How can i convert this to caddyfile?

Whitestrake · July 25, 2023, 4:13am

You’ll need to use the transport http subdirective inside your reverse_proxy and configure Caddy to either:

A. expect the example.com HTTPS certificate with tls_server_name (ideal)

or

B. disable TLS validation for this proxy with tls_insecure_skip_verify (not recommended)

See:

Marcus1Pierce · July 26, 2023, 6:13am

Using this config the error now gone.

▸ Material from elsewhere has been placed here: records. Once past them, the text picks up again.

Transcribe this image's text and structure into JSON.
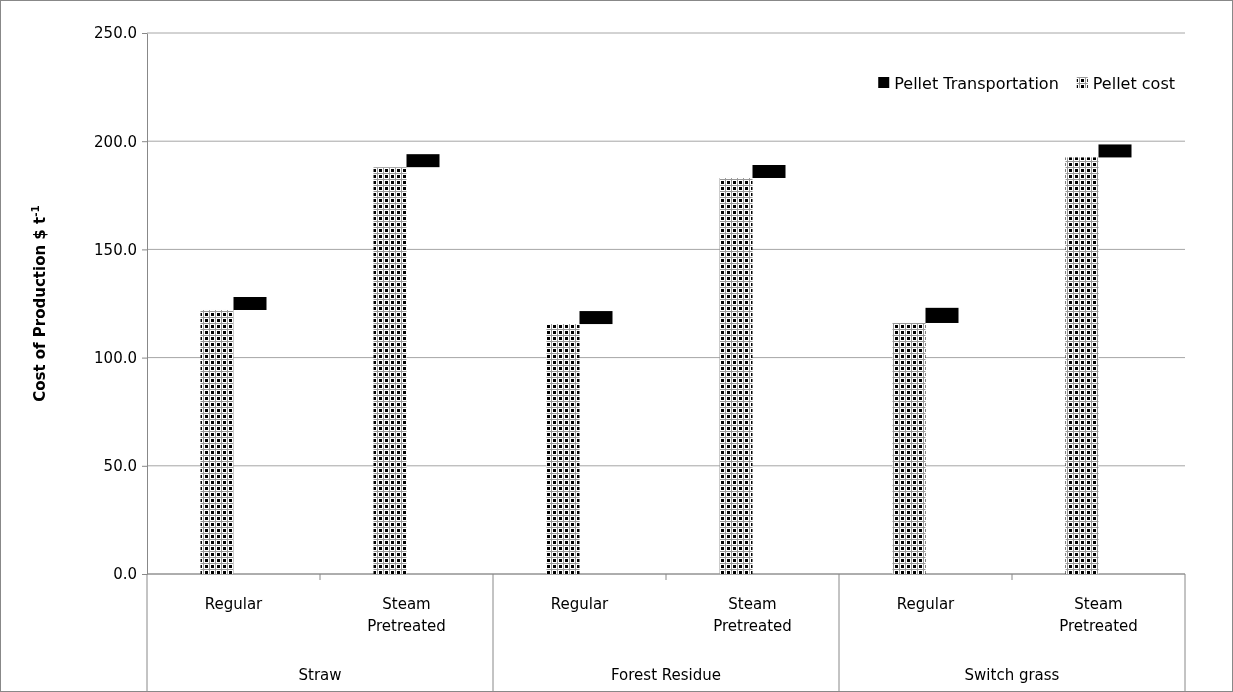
{
  "chart_data": {
    "type": "bar",
    "ylabel": "Cost of Production $ t$^{-1}$",
    "categories": [
      "Regular",
      "Steam Pretreated",
      "Regular",
      "Steam Pretreated",
      "Regular",
      "Steam Pretreated"
    ],
    "annotations": [
      "Straw",
      "Forest Residue",
      "Switch grass"
    ],
    "series": [
      {
        "name": "Pellet cost",
        "color": "#000000",
        "values": [
          122,
          188,
          115.5,
          183,
          116,
          192.5
        ]
      },
      {
        "name": "Pellet Transportation",
        "color": "#000000",
        "values": [
          6,
          6,
          6,
          6,
          7,
          6
        ],
        "base": [
          122,
          188,
          115.5,
          183,
          116,
          192.5
        ]
      }
    ],
    "ylim": [
      0,
      250
    ],
    "yticks": [
      {
        "value": 0,
        "label": "0.0"
      },
      {
        "value": 50,
        "label": "50.0"
      },
      {
        "value": 100,
        "label": "100.0"
      },
      {
        "value": 150,
        "label": "150.0"
      },
      {
        "value": 200,
        "label": "200.0"
      },
      {
        "value": 250,
        "label": "250.0"
      }
    ],
    "grid": "y",
    "legend": "top right"
  }
}
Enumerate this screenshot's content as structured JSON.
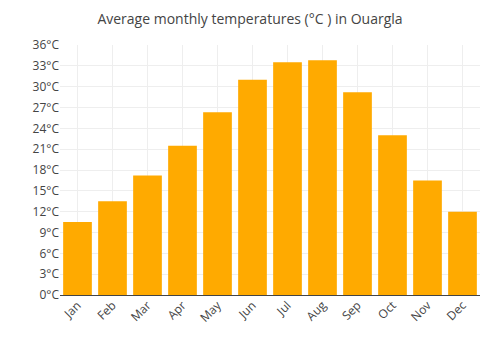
{
  "chart_data": {
    "type": "bar",
    "title": "Average monthly temperatures (°C ) in Ouargla",
    "categories": [
      "Jan",
      "Feb",
      "Mar",
      "Apr",
      "May",
      "Jun",
      "Jul",
      "Aug",
      "Sep",
      "Oct",
      "Nov",
      "Dec"
    ],
    "values": [
      10.5,
      13.5,
      17.2,
      21.5,
      26.3,
      31.0,
      33.5,
      33.8,
      29.2,
      23.0,
      16.5,
      12.0
    ],
    "color": "#FFAA00",
    "ylim": [
      0,
      36
    ],
    "yticks": [
      {
        "value": 0,
        "label": "0°C"
      },
      {
        "value": 3,
        "label": "3°C"
      },
      {
        "value": 6,
        "label": "6°C"
      },
      {
        "value": 9,
        "label": "9°C"
      },
      {
        "value": 12,
        "label": "12°C"
      },
      {
        "value": 15,
        "label": "15°C"
      },
      {
        "value": 18,
        "label": "18°C"
      },
      {
        "value": 21,
        "label": "21°C"
      },
      {
        "value": 24,
        "label": "24°C"
      },
      {
        "value": 27,
        "label": "27°C"
      },
      {
        "value": 30,
        "label": "30°C"
      },
      {
        "value": 33,
        "label": "33°C"
      },
      {
        "value": 36,
        "label": "36°C"
      }
    ],
    "grid": true
  }
}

And i modify my Caddyfile to

dns-ads.example.com {
  handle /dns-query {
    reverse_proxy https://adguardhome:443 {
      trusted_proxies 10.1.1.0/24
      header_up Host {upstream_hostport}
      header_up X-Real-IP 1.2.3.4
      transport http {
        tls
        tls_server_name example.com
      }
    }
  }

  handle /dns-query/* {
    reverse_proxy https://adguardhome:443 {
      trusted_proxies 10.1.1.0/24
      header_up Host {upstream_hostport}
      transport http {
        tls
        tls_server_name example.com
      }
    }
  }

  import tls
}

system · August 25, 2023, 6:13am

This topic was automatically closed 30 days after the last reply. New replies are no longer allowed.